16.4 Severability. If
any one or more of the provisions of this Agreement and/or SOW are for any
reason held to be invalid, illegal or unenforceable by a court of competent
jurisdiction, the remaining provisions of this Agreement will be unimpaired and
will remain in full force and effect.
16.5 Survival. Any
provision of this Agreement and/or SOW which, by its nature, would survive
termination of this Agreement and/or SOW will survive any such termination of
this Agreement and/or SOW.
16.6 Headings.
The headings and titles of the Sections of this Agreement are not part of this
Agreement, but are for convenience only and are not intended to define, limit
or construe the contents of the provisions contained herein.
16.7 Amendment. Client
agrees that CareTree may make modifications of or amendments to this Agreement
and/or SOW. These shall be effective unless such modification or amendment
is not allowed as a part of the SOW and in writing and signed by both parties
hereto.

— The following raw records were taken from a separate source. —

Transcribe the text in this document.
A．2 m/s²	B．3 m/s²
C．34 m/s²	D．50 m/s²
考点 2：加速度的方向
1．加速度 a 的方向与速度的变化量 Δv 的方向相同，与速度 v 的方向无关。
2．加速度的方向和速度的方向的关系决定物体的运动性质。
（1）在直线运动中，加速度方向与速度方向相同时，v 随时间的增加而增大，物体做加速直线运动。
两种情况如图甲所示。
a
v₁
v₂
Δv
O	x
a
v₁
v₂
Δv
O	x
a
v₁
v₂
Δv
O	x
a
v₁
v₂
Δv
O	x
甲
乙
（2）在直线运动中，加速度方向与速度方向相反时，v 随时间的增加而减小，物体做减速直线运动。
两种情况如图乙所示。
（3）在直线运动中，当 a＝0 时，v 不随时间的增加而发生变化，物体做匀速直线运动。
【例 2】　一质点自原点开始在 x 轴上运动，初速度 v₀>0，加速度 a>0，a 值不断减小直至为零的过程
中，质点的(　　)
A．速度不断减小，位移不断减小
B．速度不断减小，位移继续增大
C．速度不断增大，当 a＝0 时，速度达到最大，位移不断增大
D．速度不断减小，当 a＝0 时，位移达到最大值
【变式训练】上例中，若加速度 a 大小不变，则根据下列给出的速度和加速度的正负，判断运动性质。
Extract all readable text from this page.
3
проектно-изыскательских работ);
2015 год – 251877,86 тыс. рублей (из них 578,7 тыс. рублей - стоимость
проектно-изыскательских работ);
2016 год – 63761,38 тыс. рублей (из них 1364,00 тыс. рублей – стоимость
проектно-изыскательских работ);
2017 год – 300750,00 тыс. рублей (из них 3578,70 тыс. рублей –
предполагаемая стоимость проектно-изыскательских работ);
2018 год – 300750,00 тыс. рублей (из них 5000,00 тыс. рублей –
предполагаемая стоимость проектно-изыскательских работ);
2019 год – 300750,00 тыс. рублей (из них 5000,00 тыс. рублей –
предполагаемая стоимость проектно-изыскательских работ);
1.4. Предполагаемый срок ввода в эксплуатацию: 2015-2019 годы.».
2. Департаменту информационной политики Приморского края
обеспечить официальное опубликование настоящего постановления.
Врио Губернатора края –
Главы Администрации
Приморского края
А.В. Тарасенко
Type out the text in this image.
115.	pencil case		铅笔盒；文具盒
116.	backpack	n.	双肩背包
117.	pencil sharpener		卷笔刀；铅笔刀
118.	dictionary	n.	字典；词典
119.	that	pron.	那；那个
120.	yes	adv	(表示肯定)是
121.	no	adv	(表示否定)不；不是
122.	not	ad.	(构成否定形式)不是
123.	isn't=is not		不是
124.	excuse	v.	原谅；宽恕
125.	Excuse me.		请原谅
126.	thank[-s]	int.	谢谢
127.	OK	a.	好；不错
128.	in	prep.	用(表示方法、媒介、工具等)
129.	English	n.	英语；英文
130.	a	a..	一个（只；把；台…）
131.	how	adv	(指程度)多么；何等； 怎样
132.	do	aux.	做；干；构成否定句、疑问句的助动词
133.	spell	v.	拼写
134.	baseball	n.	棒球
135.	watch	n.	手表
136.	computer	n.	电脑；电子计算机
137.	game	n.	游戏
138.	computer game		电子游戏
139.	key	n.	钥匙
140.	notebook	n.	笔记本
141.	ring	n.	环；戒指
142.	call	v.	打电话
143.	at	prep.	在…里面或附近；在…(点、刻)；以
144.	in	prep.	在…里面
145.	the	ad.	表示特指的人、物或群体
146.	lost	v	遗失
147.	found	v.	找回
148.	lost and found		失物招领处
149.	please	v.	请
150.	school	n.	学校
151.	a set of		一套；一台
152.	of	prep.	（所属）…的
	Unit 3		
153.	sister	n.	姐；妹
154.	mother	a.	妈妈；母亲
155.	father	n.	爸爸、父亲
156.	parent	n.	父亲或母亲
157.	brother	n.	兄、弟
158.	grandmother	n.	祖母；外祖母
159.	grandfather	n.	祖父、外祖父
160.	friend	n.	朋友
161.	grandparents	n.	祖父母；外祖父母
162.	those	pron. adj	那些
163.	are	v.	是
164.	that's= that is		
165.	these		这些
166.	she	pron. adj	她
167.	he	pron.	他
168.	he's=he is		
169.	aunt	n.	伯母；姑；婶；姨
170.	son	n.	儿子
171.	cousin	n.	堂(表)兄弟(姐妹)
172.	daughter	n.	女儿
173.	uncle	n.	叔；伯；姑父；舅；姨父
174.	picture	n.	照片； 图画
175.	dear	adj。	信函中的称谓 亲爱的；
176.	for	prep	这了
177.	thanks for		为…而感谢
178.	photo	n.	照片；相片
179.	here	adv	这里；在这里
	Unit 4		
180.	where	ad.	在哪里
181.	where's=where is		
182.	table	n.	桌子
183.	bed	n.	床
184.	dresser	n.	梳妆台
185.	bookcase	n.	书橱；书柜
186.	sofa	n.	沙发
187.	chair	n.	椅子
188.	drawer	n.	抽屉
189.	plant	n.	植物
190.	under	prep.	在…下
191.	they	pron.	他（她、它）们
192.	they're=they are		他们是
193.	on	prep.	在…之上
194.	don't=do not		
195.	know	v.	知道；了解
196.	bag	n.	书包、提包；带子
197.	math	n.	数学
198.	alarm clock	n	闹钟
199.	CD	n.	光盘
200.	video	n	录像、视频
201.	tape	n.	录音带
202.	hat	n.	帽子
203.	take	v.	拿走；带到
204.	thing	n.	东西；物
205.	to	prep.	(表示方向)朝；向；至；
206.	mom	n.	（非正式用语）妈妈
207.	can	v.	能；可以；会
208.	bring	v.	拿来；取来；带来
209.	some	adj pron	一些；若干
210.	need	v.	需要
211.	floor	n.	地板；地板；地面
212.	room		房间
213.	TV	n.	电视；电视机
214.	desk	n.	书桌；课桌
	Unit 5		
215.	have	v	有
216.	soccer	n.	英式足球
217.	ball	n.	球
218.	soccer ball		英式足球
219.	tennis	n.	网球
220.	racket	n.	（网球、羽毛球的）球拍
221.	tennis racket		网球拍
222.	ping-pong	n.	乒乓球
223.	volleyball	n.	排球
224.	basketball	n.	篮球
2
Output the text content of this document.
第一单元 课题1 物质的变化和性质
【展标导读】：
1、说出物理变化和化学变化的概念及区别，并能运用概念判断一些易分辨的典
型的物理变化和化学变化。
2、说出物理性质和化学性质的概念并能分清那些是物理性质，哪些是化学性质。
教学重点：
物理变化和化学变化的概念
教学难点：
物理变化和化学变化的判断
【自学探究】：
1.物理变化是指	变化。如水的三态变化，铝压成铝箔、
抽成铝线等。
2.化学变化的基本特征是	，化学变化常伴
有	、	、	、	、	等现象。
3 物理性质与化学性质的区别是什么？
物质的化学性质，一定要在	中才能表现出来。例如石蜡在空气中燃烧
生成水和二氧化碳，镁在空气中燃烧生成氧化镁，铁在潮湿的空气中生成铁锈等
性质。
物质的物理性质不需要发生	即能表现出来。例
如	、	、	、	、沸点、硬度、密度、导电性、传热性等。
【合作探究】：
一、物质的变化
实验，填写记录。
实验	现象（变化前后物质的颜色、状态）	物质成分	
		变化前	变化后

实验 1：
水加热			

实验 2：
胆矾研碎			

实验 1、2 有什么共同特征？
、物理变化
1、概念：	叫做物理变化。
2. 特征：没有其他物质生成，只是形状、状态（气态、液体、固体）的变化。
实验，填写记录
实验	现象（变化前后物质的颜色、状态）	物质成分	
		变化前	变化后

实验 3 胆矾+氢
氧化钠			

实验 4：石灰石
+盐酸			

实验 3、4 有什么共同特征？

Any prior agreements or representations, either written or oral,
relating to the subject matter of this Agreement are of no force or
effect.
16.8 Counterparts. This
Agreement and any amendments thereto may be executed in counterparts and will
not be effective or enforceable unless and until it is executed by an
authorized representative of each of the relevant entities.
16.9 Entire
Agreement. This Agreement, together with the applicable SOW,
constitutes the entire agreement and understanding between the parties with
respect to the subject matter hereof, and supersedes all prior agreements and
understandings between the parties.
16.10 Execution
and Electronic Signature. This Agreement, to the extent signed and
delivered by means of a facsimile machine or electronic mail, shall be treated
in all manner and respects as an original agreement or instrument and shall be
considered to have the same binding legal effect as if it were the original
signed version thereof delivered in person. The parties agree that an
electronic signature is the legal equivalent of its manual signature on this
Agreement. The parties agree that no certification authority or other third
party verification is necessary to validate its electronic signature and that
the lack of such certification of third party verification will not in any way
affect the enforceability of the parties electronic signature or any resulting
agreement between CareTree and Client.
Unless otherwise noted,
signature of the SOW shall also serve as signature or agreement to this
Agreement. If the SOW does not exist, then use of CareTree services by the
Client shall be deemed signature or agreement to this Agreement.